2,685 posts, read 6,045,788 times
Reputation: 952
For what it is worth, seems that cost is high based on national averages, but of course no where near Seattle's cost where a 10 mile stretch would cost $1.79 Billion. At the avg of $35 per mile it would be $350 million. This seems inline with the cost the downtown streetcar 2.6 mile track.

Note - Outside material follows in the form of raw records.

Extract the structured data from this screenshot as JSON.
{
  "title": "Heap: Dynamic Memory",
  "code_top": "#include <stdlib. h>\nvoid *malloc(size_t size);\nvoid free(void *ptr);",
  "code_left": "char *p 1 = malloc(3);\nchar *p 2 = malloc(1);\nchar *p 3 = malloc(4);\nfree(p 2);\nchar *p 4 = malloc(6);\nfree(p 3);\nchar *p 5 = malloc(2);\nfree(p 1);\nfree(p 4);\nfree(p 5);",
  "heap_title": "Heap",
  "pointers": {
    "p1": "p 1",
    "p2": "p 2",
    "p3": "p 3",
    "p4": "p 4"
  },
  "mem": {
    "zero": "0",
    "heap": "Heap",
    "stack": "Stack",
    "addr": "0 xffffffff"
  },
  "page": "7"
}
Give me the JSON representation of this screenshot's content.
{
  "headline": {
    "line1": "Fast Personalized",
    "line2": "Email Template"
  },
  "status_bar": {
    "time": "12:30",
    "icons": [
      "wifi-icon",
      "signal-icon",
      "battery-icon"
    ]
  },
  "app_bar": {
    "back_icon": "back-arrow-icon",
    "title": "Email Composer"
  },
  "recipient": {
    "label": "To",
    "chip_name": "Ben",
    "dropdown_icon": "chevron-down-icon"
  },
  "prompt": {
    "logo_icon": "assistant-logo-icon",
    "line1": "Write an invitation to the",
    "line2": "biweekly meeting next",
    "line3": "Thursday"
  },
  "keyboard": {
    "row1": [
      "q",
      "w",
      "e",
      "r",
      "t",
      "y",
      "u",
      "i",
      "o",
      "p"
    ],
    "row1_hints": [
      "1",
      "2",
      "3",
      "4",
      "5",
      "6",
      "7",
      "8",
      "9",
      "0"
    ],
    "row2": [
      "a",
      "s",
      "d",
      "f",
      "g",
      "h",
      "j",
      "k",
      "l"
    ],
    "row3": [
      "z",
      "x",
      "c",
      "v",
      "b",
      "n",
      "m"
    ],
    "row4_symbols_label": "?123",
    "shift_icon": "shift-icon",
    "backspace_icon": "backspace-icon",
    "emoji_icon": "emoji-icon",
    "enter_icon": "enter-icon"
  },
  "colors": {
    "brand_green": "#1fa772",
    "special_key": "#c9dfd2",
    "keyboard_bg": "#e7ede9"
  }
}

Light rail - Wikipedia, the free encyclopedia

The cost of light rail construction varies widely, largely depending on the amount of tunneling and elevated structures required. A survey of North American light rail projects[60] shows that costs of most LRT systems range from $15 million per mile to over $100 million per mile. Seattle's new light rail system is by far the most expensive in the U.S. at $179 million per mile, since it includes extensive tunneling in poor soil conditions, elevated sections, and stations as deep as 180 feet (55 m) below ground level.[61] These result in costs more typical of subways or rapid transit systems than light rail. At the other end of the scale, four systems (Baltimore, MD; Camden, NJ; Sacramento, CA; and Salt Lake City, UT) incurred costs of less than $20 million per mile. Over the U.S. as a whole, excluding Seattle, new light rail construction costs average about $35 million per mile.[60]


Quote:
Originally Posted by gtcorndog View Post
For $900 million?

Are you serious? 10,000 new riders on a 10 mile light rail track is a good ROI?

You think $900 million investment up front along with the ongoing maintenance expenses (which MARTA already can't pay since they want $600 million for their deferred maintenance) to move 10,000 people daily is a big deal?

Are you a politician, because that is the only group that could rationalize such numbers.